В марте отец позвонил и сказал, что продаёт половину земли.
— Какую половину.
— Мою.
— Зачем.
— Дом старый. Крышу надо. Забор надо. И мне семьдесят два, дочка. Я один.
— Кому продаёшь.
— Соседу. Коле. Он давно просил.
— А мамина половина.
— Её. Что хочет, то и делает. Она сказала — продавай свою, мою не трогай.
— Она приедет оформлять.
— Зачем. Доверенность дала. Через нотариуса в областном.
Ирина не сразу поняла, что это значит. Потом поняла. Мать не приедет. Совсем. Уже не приедет, никогда — ни в дом, ни на участок, ни в этот разговор.
В апреле она приехала к отцу на Пасху. Привезла кулич, крашеные яйца в пластиковом контейнере, сына. Сын побежал в сад, к старым качелям, которые отец сделал ему лет шесть назад, ещё с матерью. Отец стоял на крыльце и смотрел, как внук бежит.
— Большой стал, — сказал он.
— Десять лет.
— Уже десять.
Они зашли в дом. На столе у отца лежала какая-то бумага — Ирина мельком увидела синюю круглую печать. Отец заметил её взгляд и убрал бумагу в средний ящик буфета.
— Что это.
— Свидетельство.
— Какое.
— О расторжении.
— Пришло.
— Пришло.
— Когда.
— На той неделе. Во вторник.
Они сели за стол. Ирина разрезала кулич, разложила яйца на тарелку с синей каёмкой — материну ещё, из приданого. Отец налил себе чаю в большую кружку с отбитой эмалью у самого края, ей — в чашку поменьше. Сын прибежал с улицы, схватил яйцо, убежал обратно в сад.
— Пап.
— Что.
— Ты как.
Он подумал. Не сразу.
— Нормально, — сказал он. — Ты ешь, чего смотришь.
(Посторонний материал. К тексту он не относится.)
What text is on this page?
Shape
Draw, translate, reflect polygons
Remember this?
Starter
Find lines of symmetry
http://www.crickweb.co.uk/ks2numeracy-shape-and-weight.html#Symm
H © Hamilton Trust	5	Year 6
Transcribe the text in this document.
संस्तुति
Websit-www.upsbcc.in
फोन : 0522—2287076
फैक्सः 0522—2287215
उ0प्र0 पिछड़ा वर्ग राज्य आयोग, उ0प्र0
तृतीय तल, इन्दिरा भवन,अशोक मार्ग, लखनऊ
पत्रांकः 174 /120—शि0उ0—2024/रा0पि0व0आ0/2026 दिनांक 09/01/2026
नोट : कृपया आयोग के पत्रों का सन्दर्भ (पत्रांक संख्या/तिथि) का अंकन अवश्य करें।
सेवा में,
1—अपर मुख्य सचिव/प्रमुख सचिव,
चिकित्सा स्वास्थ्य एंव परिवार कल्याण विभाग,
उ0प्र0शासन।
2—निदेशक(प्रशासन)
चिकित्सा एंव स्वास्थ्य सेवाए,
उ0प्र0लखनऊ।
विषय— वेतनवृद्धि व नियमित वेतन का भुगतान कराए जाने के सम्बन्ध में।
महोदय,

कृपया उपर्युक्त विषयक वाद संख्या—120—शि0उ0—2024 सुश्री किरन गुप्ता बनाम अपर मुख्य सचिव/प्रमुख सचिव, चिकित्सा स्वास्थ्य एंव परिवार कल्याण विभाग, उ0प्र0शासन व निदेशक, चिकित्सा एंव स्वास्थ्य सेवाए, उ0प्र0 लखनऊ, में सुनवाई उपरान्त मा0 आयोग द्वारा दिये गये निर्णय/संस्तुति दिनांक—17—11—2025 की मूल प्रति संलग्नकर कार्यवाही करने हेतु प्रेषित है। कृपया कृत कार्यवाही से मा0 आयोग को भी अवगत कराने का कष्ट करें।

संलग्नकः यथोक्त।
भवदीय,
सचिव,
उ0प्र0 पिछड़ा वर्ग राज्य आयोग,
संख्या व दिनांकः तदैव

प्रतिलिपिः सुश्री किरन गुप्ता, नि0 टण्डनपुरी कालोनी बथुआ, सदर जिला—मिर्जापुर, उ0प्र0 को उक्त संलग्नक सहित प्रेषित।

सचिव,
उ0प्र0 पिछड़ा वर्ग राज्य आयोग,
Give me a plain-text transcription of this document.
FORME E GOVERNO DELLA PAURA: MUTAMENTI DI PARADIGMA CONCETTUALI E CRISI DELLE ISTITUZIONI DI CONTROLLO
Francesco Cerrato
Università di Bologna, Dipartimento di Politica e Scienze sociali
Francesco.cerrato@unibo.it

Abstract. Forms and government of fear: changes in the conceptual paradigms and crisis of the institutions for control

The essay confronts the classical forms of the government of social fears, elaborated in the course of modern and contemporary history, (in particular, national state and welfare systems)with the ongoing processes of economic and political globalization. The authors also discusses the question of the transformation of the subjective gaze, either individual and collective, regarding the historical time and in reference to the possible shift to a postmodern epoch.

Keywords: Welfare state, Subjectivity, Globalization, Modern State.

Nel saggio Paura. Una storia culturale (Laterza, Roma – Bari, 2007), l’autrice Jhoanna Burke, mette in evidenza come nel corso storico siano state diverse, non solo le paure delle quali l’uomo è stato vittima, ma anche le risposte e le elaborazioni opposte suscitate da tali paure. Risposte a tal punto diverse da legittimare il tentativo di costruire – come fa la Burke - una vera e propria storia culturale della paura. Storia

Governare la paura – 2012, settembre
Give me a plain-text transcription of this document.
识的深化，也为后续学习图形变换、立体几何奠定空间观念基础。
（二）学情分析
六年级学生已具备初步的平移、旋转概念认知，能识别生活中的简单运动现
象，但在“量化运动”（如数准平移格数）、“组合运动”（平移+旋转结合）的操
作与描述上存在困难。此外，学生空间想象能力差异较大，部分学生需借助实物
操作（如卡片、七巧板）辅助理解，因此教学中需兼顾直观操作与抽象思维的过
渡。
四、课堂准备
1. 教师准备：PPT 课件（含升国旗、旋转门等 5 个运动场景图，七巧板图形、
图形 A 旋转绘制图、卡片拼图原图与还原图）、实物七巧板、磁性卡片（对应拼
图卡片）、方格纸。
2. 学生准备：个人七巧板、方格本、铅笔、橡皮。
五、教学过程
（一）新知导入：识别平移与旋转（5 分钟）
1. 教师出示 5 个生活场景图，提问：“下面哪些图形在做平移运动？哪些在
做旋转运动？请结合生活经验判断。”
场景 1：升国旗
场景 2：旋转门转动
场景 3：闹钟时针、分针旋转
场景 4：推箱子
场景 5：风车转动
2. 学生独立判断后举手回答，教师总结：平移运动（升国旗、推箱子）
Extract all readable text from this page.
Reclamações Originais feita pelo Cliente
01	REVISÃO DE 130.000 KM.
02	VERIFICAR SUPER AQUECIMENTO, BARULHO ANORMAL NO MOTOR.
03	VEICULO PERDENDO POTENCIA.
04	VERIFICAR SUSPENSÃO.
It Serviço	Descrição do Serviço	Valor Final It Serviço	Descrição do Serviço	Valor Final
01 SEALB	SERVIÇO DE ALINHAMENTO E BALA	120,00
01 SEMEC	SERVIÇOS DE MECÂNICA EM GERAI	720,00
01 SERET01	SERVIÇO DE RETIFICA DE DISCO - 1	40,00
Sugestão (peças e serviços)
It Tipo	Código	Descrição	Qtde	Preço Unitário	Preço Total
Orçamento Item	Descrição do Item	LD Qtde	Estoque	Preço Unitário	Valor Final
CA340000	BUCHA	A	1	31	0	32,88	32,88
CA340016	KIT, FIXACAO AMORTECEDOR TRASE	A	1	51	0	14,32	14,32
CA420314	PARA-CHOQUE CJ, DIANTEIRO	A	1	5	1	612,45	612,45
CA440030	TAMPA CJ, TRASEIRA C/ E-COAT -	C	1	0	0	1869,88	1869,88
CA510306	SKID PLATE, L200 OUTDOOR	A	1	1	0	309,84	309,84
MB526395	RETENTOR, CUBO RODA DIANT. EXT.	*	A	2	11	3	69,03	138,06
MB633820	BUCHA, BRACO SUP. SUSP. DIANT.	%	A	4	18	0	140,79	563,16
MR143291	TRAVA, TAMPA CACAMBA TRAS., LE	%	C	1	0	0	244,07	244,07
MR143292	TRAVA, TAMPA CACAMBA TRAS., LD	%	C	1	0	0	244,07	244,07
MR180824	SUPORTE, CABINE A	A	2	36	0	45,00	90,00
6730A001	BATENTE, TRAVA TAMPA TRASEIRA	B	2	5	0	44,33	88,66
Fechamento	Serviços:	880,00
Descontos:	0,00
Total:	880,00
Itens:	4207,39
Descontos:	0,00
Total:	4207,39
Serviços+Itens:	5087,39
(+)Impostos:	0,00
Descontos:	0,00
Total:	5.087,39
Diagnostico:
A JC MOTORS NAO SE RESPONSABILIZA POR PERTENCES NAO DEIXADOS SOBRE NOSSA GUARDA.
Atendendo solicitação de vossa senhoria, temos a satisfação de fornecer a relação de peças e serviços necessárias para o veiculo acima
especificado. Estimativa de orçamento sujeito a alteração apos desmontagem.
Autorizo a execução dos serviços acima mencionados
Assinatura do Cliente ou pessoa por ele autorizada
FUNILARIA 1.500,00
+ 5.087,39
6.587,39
Она ела. Он смотрел в окно. За окном, на яблоне, у которой в прошлом году сломало ветку, набухли почки. Сосед Коля на своей — теперь своей — половине участка размечал колышками, где будет ставить теплицу. Колышки он расставлял ровными рядами, отступая от старой границы шага на три.
— Соседу хоть нормальному продал, — сказала Ирина.
— Нормальному. Колю знаешь.
— Знаю.
— Он не обидит землю.
Они ещё посидели. Отец рассказал, что зимой провалилась крыша у летней кухни, что он её разобрал, и теперь надо думать, что ставить на её место, или ничего не ставить — обходился же без неё. Ирина слушала и кивала.
Потом отец встал, пошёл во двор — позвал внука. Ирина осталась на кухне одна. На подоконнике, где раньше у матери стоял цветок в горшке — большая старая герань, которую мать держала лет пятнадцать, — теперь не было ничего. Ни горшка, ни земли, ни сухого листа. Просто подоконник, выкрашенный белой краской, с одним пятном от старой воды у самого края, там, где у горшка была трещина в боку.
Внук смеялся в саду, на качелях. Отец что-то говорил ему, тихо, не разобрать слов, только интонация — ровная, объясняющая.
Ирина встала, отнесла пустые чашки в раковину и пустила воду.